Review: John Mellencamp Brings It All Back Home—Literally and Figuratively

John Mellencamp/The Good Samaritan Tour 2000/Republic
Four out of Five Stars

This is not a concert. I’m just playing on the street. I’m not promoting anything. I’m not selling anything. I’m just giving back to the people who have been so good to me.” 

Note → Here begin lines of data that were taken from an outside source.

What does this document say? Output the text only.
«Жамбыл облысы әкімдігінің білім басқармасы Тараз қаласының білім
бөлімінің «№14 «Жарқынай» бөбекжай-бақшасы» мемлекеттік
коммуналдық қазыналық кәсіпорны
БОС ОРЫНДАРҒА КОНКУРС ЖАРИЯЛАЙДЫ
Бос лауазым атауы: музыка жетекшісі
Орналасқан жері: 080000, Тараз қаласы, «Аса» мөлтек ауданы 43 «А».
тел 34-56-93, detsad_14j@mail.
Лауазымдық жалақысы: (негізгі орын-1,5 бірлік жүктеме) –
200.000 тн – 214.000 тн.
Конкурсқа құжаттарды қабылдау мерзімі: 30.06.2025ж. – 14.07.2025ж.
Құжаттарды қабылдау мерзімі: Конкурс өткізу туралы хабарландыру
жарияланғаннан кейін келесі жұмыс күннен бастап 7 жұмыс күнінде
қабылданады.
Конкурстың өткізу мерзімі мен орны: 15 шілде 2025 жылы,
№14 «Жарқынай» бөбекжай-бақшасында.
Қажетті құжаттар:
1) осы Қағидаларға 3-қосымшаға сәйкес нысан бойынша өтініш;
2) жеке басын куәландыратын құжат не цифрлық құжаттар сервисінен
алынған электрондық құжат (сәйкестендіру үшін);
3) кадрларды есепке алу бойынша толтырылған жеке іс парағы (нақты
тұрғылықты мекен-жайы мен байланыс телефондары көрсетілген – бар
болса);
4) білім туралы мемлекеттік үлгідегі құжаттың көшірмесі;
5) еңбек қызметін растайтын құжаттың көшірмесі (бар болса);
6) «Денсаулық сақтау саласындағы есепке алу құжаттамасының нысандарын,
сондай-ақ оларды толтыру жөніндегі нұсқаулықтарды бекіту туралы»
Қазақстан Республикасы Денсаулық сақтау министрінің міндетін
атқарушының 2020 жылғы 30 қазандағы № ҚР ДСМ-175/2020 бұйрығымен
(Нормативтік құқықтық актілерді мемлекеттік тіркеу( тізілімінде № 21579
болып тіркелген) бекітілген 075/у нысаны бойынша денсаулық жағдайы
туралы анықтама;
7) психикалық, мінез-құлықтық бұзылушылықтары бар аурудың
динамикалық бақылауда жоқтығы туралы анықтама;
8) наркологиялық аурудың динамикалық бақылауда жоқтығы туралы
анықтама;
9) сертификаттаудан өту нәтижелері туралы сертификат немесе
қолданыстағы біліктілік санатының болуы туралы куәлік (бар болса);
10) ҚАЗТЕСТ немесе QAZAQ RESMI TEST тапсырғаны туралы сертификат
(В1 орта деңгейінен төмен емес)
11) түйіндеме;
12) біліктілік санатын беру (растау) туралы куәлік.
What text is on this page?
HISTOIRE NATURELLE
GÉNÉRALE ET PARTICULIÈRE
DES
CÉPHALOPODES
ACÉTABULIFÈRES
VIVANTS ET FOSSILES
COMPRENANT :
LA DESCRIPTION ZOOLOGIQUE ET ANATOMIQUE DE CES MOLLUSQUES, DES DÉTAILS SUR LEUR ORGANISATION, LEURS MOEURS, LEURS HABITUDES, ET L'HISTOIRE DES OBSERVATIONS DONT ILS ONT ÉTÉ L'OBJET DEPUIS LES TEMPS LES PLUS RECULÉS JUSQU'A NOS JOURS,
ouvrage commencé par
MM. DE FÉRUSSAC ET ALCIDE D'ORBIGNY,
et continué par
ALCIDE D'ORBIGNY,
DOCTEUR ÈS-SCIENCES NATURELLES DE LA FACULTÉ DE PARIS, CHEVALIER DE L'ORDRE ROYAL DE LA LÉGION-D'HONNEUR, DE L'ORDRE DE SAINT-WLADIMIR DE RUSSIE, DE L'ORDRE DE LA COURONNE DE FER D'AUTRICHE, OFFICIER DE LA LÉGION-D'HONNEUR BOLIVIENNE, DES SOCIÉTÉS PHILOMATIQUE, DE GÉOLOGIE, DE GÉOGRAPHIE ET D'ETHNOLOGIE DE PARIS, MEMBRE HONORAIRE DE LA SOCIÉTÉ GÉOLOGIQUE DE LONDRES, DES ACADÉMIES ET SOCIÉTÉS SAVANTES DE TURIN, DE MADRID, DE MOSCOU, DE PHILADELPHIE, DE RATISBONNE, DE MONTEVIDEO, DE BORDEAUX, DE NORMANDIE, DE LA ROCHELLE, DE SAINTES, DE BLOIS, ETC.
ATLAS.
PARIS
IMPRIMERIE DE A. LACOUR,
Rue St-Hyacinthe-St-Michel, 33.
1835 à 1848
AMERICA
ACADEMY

So claims John Mellencamp on his new live album, The Good Samaritan Tour 2000. The remarks come after he wrapped up a decidedly down-home version of “Small Town” during one of the tour’s street corner performances. The lead-off track on this new offering (well, not so new— it was recorded more than 20 years ago), is part of a surprisingly different concert collection, one that eschews “the hits” in favor of covers (“Pink Houses” and “Key West  Intermezzo” are the only other songs plucked from the Mellencamp catalog), it’s meant as aural accompaniment for a documentary being screened on the Turner Classic Movie’s (TCM) YouTube channel. Narrated by actor Matthew McConaughey, it details a jaunt that took Mellencamp and his band to parks and public places throughout the U.S. The performances sound somewhat extemporaneous and there’s even audible crowd noise intruding on several of the songs. That only adds to the sense of spontaneity and makes the experience that much more vivid and visceral.

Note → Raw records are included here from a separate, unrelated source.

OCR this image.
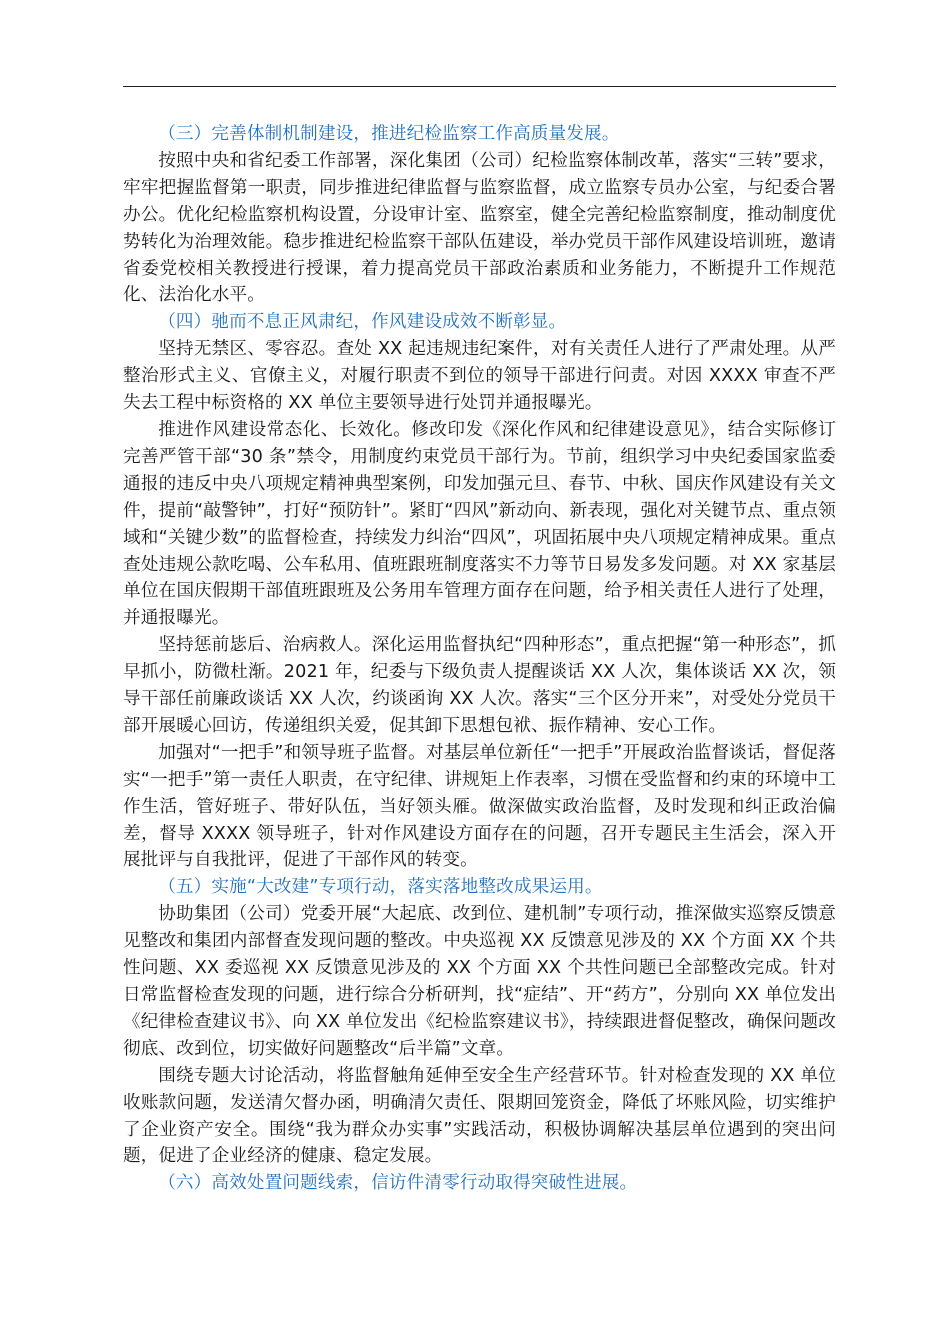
（三）完善体制机制建设，推进纪检监察工作高质量发展。

按照中央和省纪委工作部署，深化集团（公司）纪检监察体制改革，落实“三转”要求，牢牢把握监督第一职责，同步推进纪律监督与监察监督，成立监察专员办公室，与纪委合署办公。优化纪检监察机构设置，分设审计室、监察室，健全完善纪检监察制度，推动制度优势转化为治理效能。稳步推进纪检监察干部队伍建设，举办党员干部作风建设培训班，邀请省委党校相关教授进行授课，着力提高党员干部政治素质和业务能力，不断提升工作规范化、法治化水平。

（四）驰而不息正风肃纪，作风建设成效不断彰显。

坚持无禁区、零容忍。查处 XX 起违规违纪案件，对有关责任人进行了严肃处理。从严整治形式主义、官僚主义，对履行职责不到位的领导干部进行问责。对因 XXXX 审查不严失去工程中标资格的 XX 单位主要领导进行处罚并通报曝光。

推进作风建设常态化、长效化。修改印发《深化作风和纪律建设意见》，结合实际修订完善严管干部“30 条”禁令，用制度约束党员干部行为。节前，组织学习中央纪委国家监委通报的违反中央八项规定精神典型案例，印发加强元旦、春节、中秋、国庆作风建设有关文件，提前“敲警钟”，打好“预防针”。紧盯“四风”新动向、新表现，强化对关键节点、重点领域和“关键少数”的监督检查，持续发力纠治“四风”，巩固拓展中央八项规定精神成果。重点查处违规公款吃喝、公车私用、值班跟班制度落实不力等节日易发多发问题。对 XX 家基层单位在国庆假期干部值班跟班及公务用车管理方面存在问题，给予相关责任人进行了处理，并通报曝光。

坚持惩前毖后、治病救人。深化运用监督执纪“四种形态”，重点把握“第一种形态”，抓早抓小，防微杜渐。2021 年，纪委与下级负责人提醒谈话 XX 人次，集体谈话 XX 次，领导干部任前廉政谈话 XX 人次，约谈函询 XX 人次。落实“三个区分开来”，对受处分党员干部开展暖心回访，传递组织关爱，促其卸下思想包袱、振作精神、安心工作。

加强对“一把手”和领导班子监督。对基层单位新任“一把手”开展政治监督谈话，督促落实“一把手”第一责任人职责，在守纪律、讲规矩上作表率，习惯在受监督和约束的环境中工作生活，管好班子、带好队伍，当好领头雁。做深做实政治监督，及时发现和纠正政治偏差，督导 XXXX 领导班子，针对作风建设方面存在的问题，召开专题民主生活会，深入开展批评与自我批评，促进了干部作风的转变。

（五）实施“大改建”专项行动，落实落地整改成果运用。

协助集团（公司）党委开展“大起底、改到位、建机制”专项行动，推深做实巡察反馈意见整改和集团内部督查发现问题的整改。中央巡视 XX 反馈意见涉及的 XX 个方面 XX 个共性问题、XX 委巡视 XX 反馈意见涉及的 XX 个方面 XX 个共性问题已全部整改完成。针对日常监督检查发现的问题，进行综合分析研判，找“症结”、开“药方”，分别向 XX 单位发出《纪律检查建议书》、向 XX 单位发出《纪检监察建议书》，持续跟进督促整改，确保问题改彻底、改到位，切实做好问题整改“后半篇”文章。

围绕专题大讨论活动，将监督触角延伸至安全生产经营环节。针对检查发现的 XX 单位收账款问题，发送清欠督办函，明确清欠责任、限期回笼资金，降低了坏账风险，切实维护了企业资产安全。围绕“我为群众办实事”实践活动，积极协调解决基层单位遇到的突出问题，促进了企业经济的健康、稳定发展。

（六）高效处置问题线索，信访件清零行动取得突破性进展。
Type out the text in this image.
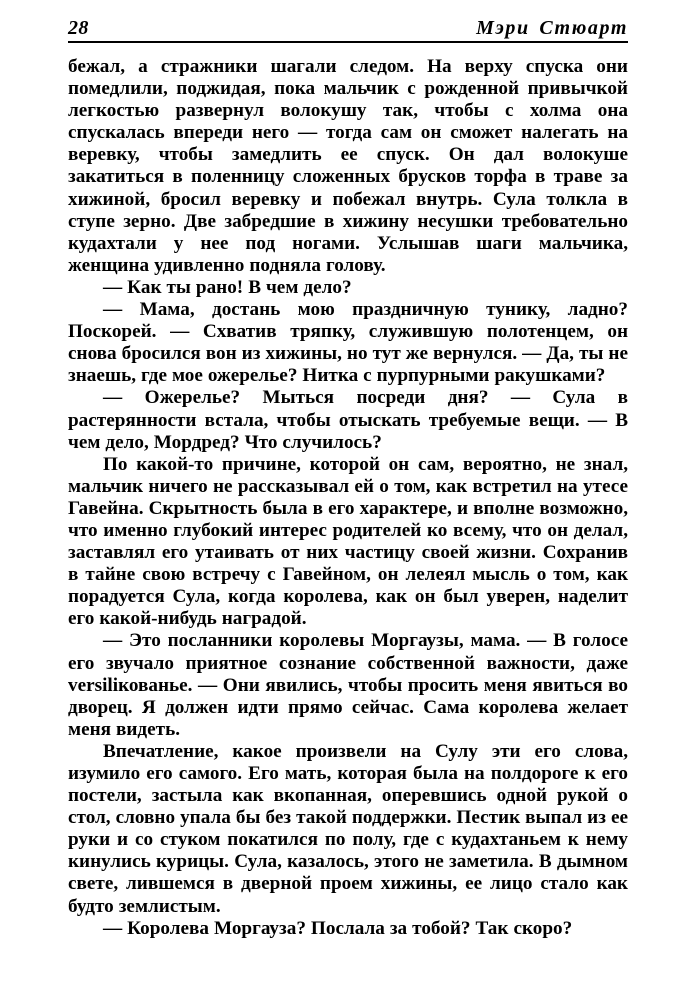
28	Мэри Стюарт

бежал, а стражники шагали следом. На верху спуска они помедлили, поджидая, пока мальчик с рожденной привычкой легкостью развернул волокушу так, чтобы с холма она спускалась впереди него — тогда сам он сможет налегать на веревку, чтобы замедлить ее спуск. Он дал волокуше закатиться в поленницу сложенных брусков торфа в траве за хижиной, бросил веревку и побежал внутрь. Сула толкла в ступе зерно. Две забредшие в хижину несушки требовательно кудахтали у нее под ногами. Услышав шаги мальчика, женщина удивленно подняла голову.

— Как ты рано! В чем дело?

— Мама, достань мою праздничную тунику, ладно? Поскорей. — Схватив тряпку, служившую полотенцем, он снова бросился вон из хижины, но тут же вернулся. — Да, ты не знаешь, где мое ожерелье? Нитка с пурпурными ракушками?

— Ожерелье? Мыться посреди дня? — Сула в растерянности встала, чтобы отыскать требуемые вещи. — В чем дело, Мордред? Что случилось?

По какой-то причине, которой он сам, вероятно, не знал, мальчик ничего не рассказывал ей о том, как встретил на утесе Гавейна. Скрытность была в его характере, и вполне возможно, что именно глубокий интерес родителей ко всему, что он делал, заставлял его утаивать от них частицу своей жизни. Сохранив в тайне свою встречу с Гавейном, он лелеял мысль о том, как порадуется Сула, когда королева, как он был уверен, наделит его какой-нибудь наградой.

— Это посланники королевы Моргаузы, мама. — В голосе его звучало приятное сознание собственной важности, даже versiliковaнье. — Они явились, чтобы просить меня явиться во дворец. Я должен идти прямо сейчас. Сама королева желает меня видеть.

Впечатление, какое произвели на Сулу эти его слова, изумило его самого. Его мать, которая была на полдороге к его постели, застыла как вкопанная, оперевшись одной рукой о стол, словно упала бы без такой поддержки. Пестик выпал из ее руки и со стуком покатился по полу, где с кудахтаньем к нему кинулись курицы. Сула, казалось, этого не заметила. В дымном свете, лившемся в дверной проем хижины, ее лицо стало как будто землистым.

— Королева Моргауза? Послала за тобой? Так скоро?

It’s that setlist that makes for the most unusual element in this soundtrack of sorts. Mellencamp culls a wide variety of songs and sources—Woody Guthrie (“Oklahoma Hills”), the Rolling Stones (“The Spider and the Fly,” “Street Fighting Man”), Jimi Hendrix by way of Bob Dylan (“All Along the Watchtower”), Donovan and the Animals (“Hey Gyp”), and Rod Stewart (“Cut Across  Shorty)—and yet still manages to hit the mark with his astute interpretations. What inspired him to take this unusual tack is anyone’s guess, but given the unorthodox approach to this outing in general, it seems to fit the format. So too, Mellencamp’s take on “Street Fighting Man” and “Cut Across Shorty” in particular are well attuned to his everyman persona. 


Why this effort took so long to find release may be the biggest mystery, but in the absence of touring, it may have seemed an apt time to ignite interest. Likewise, a good samaritan never goes out of style.